In uitzonderlijke gevallen leidt de regeling wel eens tot een minder wenselijk resultaat. Het lijkt me echter niet wenselijk om voor elk van deze situaties in nieuwe uitzonderingen in de regelgeving te voorzien die het systeem enkel opnieuw complexer zullen maken. We moeten daar het evenwicht proberen te behouden. Ik bekijk wel of we in een soort billijkheidstoets kunnen voorzien voor gevallen waar het inkomen door omstandigheden zeer laag is en waar er een uitzonderlijke impact is van de ki-toets voor mensen die rond de 1250 euro vreemd ki hebben.
Een herziening van de criteria is een complexe oefening. Het systeem is vandaag zeer fijnmazig. Als we van oordeel zijn dat een bepaald element van het systeem niet meer wenselijk is of aan herziening toe is, geldt de vraag of we die ene component afzonderlijk moeten aanpassen. We moeten rekening houden met het volledige evenwicht dat het systeem vandaag beoogt.
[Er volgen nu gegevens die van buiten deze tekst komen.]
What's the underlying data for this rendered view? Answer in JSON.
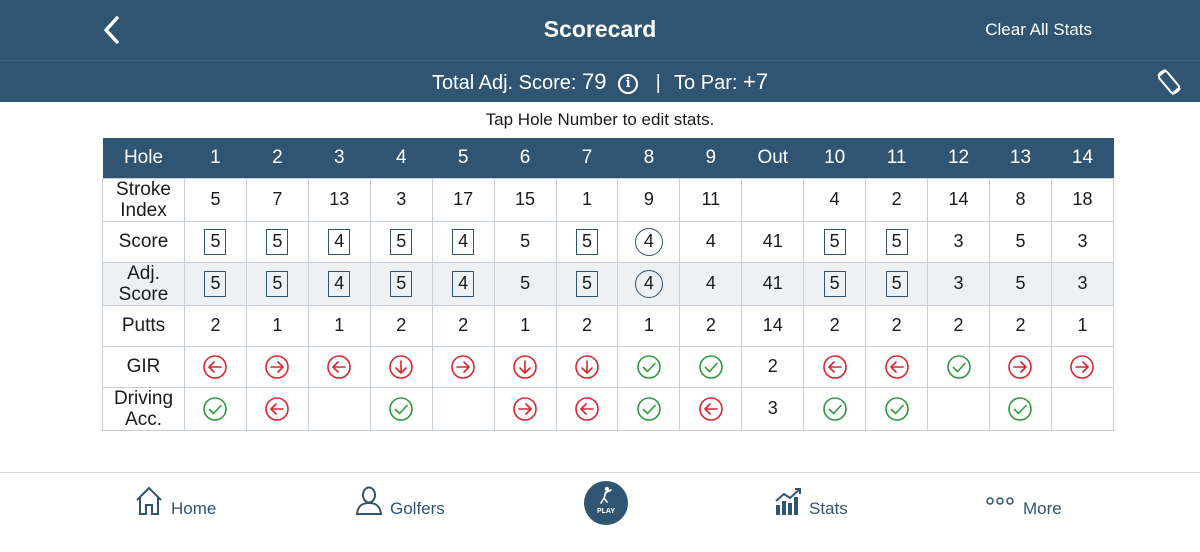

Ingrepen die het inkomen in de ene of andere richting beïnvloeden, zullen gevolgen hebben voor het bereik van het systeem, de hoogte van de toelages en dergelijke. Vooraleer we aan een dergelijke oefening beginnen, moet er zeker worden onderzocht wat het maatschappelijk effect is.
Als uitsmijter, collega's, wil ik nog meegeven dat er op dit moment zeer weinig werkloosheid is. We zien dat ook in de studiebeurzen. Als er meer mensen werk hebben en een hoger loon, dan heeft dat een impact op de studiebeurzen. De woonbonus is hervormd en dat heeft een impact. Er zijn heel veel elementen met een impact.
Op basis hiervan het systeem veranderen, mevrouw De Meulemeester, lijkt mij, behoudens de uitzonderingen of de billijkheidstoets waarvan ik melding heb gemaakt, en bij gebrek aan betere criteria, niet wenselijk.
Mevrouw De Meulemeester heeft het woord.
Dank u, minister. Die billijkheidstoets is misschien toch wel belangrijk omdat er inderdaad in het geval van gescheiden ouders toch een van beide in de problemen kan komen.
De vraag om uitleg is afgehandeld.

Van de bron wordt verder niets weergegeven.